The museum’s second floor has a more intimate feeling with the actual furnishings and assorted knickknacks from Geisel’s studio from the La Jolla, Calif., home where he lived until his death in 1991 at age 87. Even his collection of 117 bowties is on display.
But by not referencing Geisel’s wartime work, which often stereotyped the Japanese, the museum is telling only half the story, said Katie Ishizuka, who has written about Geisel’s work.
“They don’t acknowledge the full picture of him or they try to minimize that or sweep it under the rug,” said Ishizuka, director of The Conscious Kid Library, which lends what she says are more diverse and appropriate books for young readers.
Even in his children’s books, characters of color are subservient or secondary to the white characters, or depicted as stereotypes and caricatures, she said.
Dimond never heard a prejudiced word out of Geisel, she said, and knows he had some regrets about the wartime work.

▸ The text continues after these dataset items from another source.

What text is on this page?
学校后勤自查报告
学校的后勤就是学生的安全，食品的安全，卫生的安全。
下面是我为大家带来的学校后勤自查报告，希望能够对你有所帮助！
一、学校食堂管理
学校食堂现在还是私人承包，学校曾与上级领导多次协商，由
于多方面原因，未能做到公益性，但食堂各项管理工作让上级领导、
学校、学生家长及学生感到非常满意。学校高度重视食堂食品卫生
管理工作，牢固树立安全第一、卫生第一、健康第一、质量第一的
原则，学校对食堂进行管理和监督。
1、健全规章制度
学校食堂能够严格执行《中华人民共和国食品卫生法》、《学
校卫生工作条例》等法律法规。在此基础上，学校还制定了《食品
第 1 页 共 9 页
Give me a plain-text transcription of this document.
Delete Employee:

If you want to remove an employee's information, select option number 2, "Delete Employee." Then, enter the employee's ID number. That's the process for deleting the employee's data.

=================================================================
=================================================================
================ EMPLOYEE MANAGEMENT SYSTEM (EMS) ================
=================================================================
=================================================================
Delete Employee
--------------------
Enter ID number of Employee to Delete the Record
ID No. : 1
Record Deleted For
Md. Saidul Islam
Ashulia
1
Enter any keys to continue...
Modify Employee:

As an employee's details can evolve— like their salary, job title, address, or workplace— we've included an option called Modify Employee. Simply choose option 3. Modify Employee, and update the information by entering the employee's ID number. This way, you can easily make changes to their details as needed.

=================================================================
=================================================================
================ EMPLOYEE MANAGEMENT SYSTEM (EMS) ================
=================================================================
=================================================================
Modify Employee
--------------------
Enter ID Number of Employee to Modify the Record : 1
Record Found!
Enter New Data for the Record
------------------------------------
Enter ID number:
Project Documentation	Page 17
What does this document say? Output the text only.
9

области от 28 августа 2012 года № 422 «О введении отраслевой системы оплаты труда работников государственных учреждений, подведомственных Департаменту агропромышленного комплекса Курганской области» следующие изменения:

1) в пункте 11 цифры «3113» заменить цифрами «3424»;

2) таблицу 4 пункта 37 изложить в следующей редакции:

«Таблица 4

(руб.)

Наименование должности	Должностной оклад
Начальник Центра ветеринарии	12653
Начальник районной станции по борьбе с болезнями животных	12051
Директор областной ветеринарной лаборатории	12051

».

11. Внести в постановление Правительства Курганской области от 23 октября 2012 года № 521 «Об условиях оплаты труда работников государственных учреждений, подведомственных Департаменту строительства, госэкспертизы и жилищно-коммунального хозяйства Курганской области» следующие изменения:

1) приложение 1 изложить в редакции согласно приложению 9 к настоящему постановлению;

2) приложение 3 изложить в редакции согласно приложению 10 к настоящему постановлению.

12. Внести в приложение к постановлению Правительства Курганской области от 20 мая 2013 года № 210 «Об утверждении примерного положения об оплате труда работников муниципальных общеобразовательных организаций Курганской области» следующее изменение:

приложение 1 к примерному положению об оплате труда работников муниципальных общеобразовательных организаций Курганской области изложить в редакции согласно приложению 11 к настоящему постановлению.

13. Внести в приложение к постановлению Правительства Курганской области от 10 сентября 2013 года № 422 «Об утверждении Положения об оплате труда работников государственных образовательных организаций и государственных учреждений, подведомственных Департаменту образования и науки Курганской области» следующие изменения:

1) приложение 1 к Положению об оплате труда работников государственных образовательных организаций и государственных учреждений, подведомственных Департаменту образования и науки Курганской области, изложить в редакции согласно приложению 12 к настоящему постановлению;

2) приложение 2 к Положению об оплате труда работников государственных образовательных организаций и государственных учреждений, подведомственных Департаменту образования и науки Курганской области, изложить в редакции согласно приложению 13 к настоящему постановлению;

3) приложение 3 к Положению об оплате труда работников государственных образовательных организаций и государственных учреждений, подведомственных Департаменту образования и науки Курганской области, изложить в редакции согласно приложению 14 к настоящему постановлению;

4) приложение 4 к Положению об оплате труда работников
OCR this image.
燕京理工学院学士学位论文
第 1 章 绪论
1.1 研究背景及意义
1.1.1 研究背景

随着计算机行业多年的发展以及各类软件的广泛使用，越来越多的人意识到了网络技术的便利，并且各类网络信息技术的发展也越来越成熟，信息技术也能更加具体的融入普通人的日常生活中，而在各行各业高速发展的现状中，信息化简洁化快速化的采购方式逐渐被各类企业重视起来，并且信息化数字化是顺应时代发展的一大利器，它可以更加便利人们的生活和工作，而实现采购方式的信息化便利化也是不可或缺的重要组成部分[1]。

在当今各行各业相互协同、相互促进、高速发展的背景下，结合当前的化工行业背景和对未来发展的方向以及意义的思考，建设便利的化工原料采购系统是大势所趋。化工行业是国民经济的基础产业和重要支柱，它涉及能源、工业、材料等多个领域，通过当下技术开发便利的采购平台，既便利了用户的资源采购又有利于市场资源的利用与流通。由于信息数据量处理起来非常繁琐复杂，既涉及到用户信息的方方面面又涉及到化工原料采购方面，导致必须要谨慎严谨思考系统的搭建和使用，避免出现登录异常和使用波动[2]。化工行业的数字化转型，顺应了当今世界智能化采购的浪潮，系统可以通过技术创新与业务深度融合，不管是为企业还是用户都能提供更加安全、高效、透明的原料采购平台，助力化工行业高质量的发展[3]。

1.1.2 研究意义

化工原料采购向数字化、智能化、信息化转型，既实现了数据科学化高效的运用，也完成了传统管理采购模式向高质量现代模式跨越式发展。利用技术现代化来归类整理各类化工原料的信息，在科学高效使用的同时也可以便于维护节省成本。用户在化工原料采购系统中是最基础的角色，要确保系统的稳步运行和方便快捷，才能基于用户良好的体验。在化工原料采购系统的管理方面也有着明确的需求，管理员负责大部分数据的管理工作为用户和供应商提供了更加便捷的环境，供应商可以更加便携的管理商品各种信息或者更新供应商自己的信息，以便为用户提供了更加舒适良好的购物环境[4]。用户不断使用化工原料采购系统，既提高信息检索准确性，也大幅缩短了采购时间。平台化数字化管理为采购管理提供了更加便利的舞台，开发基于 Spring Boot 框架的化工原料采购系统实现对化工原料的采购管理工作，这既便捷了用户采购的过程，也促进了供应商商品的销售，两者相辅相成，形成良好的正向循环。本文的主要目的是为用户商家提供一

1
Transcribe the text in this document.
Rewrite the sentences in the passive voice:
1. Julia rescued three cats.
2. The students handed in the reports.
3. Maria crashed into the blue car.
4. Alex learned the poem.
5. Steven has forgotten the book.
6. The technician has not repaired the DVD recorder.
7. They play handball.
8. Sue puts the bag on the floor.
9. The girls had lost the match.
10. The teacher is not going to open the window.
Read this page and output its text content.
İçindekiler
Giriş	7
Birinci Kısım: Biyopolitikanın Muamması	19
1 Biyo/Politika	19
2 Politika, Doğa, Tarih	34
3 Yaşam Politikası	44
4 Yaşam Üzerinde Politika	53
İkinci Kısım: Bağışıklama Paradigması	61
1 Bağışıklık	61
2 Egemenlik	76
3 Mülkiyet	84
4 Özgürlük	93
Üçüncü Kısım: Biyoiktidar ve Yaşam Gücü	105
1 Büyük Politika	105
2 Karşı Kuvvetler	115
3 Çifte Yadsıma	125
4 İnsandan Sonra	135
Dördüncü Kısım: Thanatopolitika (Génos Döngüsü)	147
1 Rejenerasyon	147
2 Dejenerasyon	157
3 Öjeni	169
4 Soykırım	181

“If there is criticism of Ted, it has its place,” she said. “I would never try to, and he would not want any of us to try to hide away anything he did. I know that he changed with the times.”
Richard Minear, a professor emeritus of Japanese history at the University of Massachusetts, who wrote “Dr. Seuss Goes to War” about his political illustrations, says Geisel certainly had a blind spot on race, but it’s not fair to judge his entire career on that work.
“He matured and he developed a whole lot from those early years,” Minear said, noting that “Horton Hears a Who!” was an allegory about post-war Japan and the nation’s relationship with the U.S.
The museum is expected to draw about 100,000 visitors annually and along with a $1 billion casino scheduled to open in 2018, is part of Springfield’s economic renaissance, Mayor Domenic Sarno said. Geisel belongs in his hometown, the mayor said.
“Any other city in the country would be salivating to have a museum for a world-renowned author like Dr. Seuss,” he said.